At 38 years of age and almost 2 years of marriage, my husband finally decided to go to truck driving school. He has finally found the career he loves.
The problem? I have a hard time every time he goes away. I’m a teacher (who just got her Masters in Guidance), so, except for school breaks, I can’t go with him on the road. I miss him terribly when he is gone. It’s no fun sleeping alone.
My question is this: if your SO is a truck driver, how do you deal with the loneliness? I’d really appreciate some tips on this. I’m busy with work, but once I come home, I find myself just sitting around in front of the computer or sitting in front of the TV.
I am married to a truck driver. Although he has driven locally for the last 10 years, he spent the first three years of his truck driving career as an OTR (over the road) driver. He went all over the U.S.

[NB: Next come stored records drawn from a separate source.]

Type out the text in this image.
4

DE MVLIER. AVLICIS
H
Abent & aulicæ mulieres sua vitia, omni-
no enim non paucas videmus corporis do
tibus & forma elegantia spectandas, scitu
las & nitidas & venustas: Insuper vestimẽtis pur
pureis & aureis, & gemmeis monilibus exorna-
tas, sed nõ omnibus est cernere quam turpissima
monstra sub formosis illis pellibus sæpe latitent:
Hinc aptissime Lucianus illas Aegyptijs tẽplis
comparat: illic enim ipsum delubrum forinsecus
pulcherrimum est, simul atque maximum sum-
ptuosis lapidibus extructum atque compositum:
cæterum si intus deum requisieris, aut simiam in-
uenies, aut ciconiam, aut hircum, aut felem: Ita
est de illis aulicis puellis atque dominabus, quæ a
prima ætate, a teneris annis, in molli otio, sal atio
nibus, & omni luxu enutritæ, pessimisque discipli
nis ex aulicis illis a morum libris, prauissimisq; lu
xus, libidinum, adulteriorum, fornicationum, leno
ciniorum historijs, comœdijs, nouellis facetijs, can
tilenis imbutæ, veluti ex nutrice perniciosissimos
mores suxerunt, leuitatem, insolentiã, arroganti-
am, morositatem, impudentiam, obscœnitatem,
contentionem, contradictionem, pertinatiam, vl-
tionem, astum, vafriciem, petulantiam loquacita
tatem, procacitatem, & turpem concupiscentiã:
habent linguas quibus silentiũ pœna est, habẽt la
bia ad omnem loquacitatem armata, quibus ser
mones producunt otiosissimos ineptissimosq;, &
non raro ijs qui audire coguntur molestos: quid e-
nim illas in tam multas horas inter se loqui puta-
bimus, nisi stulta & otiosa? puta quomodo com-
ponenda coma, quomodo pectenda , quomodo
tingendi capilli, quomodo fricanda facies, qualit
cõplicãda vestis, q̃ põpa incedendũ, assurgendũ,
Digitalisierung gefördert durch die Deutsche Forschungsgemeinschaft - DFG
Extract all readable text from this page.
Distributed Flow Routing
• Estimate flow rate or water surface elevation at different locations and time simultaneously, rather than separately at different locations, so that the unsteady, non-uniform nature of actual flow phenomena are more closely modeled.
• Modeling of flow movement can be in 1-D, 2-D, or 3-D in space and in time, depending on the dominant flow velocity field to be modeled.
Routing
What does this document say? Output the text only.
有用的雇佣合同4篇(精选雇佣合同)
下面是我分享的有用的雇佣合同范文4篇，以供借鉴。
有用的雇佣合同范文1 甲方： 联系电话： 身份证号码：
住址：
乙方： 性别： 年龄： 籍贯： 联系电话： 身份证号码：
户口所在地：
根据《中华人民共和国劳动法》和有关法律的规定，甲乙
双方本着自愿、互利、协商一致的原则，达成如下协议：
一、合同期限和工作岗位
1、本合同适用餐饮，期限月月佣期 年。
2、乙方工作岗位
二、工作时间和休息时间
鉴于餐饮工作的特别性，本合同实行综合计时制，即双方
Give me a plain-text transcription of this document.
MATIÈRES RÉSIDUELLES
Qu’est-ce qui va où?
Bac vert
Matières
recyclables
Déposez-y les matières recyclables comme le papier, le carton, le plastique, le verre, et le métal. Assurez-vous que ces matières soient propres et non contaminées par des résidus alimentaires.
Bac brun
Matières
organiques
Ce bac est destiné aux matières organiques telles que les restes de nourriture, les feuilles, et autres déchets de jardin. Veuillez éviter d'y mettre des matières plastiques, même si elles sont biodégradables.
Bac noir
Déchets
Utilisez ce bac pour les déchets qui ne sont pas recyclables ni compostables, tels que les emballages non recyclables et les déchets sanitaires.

You’re right it IS difficult at first. When he first went to work for his company, we had never been apart for more than a night.
Here are some suggestions to help you get through this.
Keep busy! Find a hobby. Go work out at the gym. Take some weekend or overnight trips. Do you have close friends or family nearby? If so, make a point of spending more time with them. Also, do you own a home? If so, with the imminent arrival of spring and summer, you will find that yardwork will take up a lot of your time. You can do some landscaping.
Set up certain days for calls. For instance, way back then (1989) cell phones weren’t really all that much in use by the general population. He would call me every Thursday with his comcheck numbers. He would also try to call on Saturdays. Sometimes he couldn’t get to the phone, but I learned to deal with it.
Also, does the company he works for (I am assuming he’s not an independent) have a passenger program? I went out on the road with him for six weeks during the summer. We got to spend some time together, and I got to see a lot of the United States. You obtain a real understanding of how hard they have it out there.
Eventually, you will find that the lonliness will go away. In fact, I pretty much had certain routines down pat and sometimes found that his arrival at home messed up my routine. I was always happy to see him, but would have to readjust my routine to include him and his needs.
Good luck and I hope your SO remains happy with his job. Finally, all of us here at the Straight Dope have big shoulders if you need one!
My dad’s been a truck driver longer than I’ve been alive, so I know the ups and downs of being married to a man who’s never home. Do you have children? We did a pretty good job keeping my mom busy while my dad was away. Of course, now we’re all grown and gone…
I agree with the suggestions Taters has given you. However, I do have one more but it’s a bit extreme. Have you ever considered getting your own CDL? You could run team with your husband. Then, if that gets boring (or stressful, which it could), you could just run off by yourself for a bit. Leasing a truck or two isn’t really a big deal as long as you wait until your husband has established himself with a company that makes him happy.
Then, later on… Well, you could just start your own company. Or something.
Welcome to the club hun, here is you t-shirt, your membership card and a good book to fill the long nights with.
In all seriousness it is HARD, my hubby is OTR and has been gone as long as 7 1/2 weeks before and seeing how he is sent to Canada ALOT he doesn’t call often enough to make me happy. But you get used to it although its tuff you do find ways of keeping busy. Just enjoy the time you do have with one another.
One thing we have found that helps is the we both write each other a letter each night, some times it is a short note and sometimes it is very long but it always covers what happend that day. It seems to make me feel like we are still sharing our daily lives and when he is gone long periods of time I know I haven’t forgoten to tell him something important. When he gets home we swap notebooks (but we don’t read them untill he is on the road again…we talk when we are together but after he is gone I read what he has wrote me, comment on it and start his next batch of letters on the next blank page…when the notebooks are filled up I store them away (keepsakes ya’ know)
Here are a few things to remember:
first off your gonna get pissed at him for being gone…thats ok its cause you love and miss him and don’t worry once he is home you are so happy to see him you forget you were mad at him
its harder on him that it is you…you are home around your friends and family, he is alone knowing no one living in a truck (but he will probly not admit it…wouldn’t be manly ya’know)
and last but not least do feel guilty when you find your-self thinking “don’t you have a run you can be on now” when he is home and underfoot. Just make sure you think it and not say it :smack:
Thank you so much for responding. I thought I was the only one in this club. It helps to know there are others out there in the same boat (or should that be in the same truck? ;))
I like the notebook idea A LOT. I’m not sure Mr. HotB will go for it, though.
Also, thanks for telling me it’s OK to be pissed at him 'cause he’s gone. Summer is coming and I’ll have to do yard work… that is not endearing him to me right now.
He has told me it’s hard to be away from me. In fact, he begs me not to cry about him leaving in his presence, as that will just make him upset too.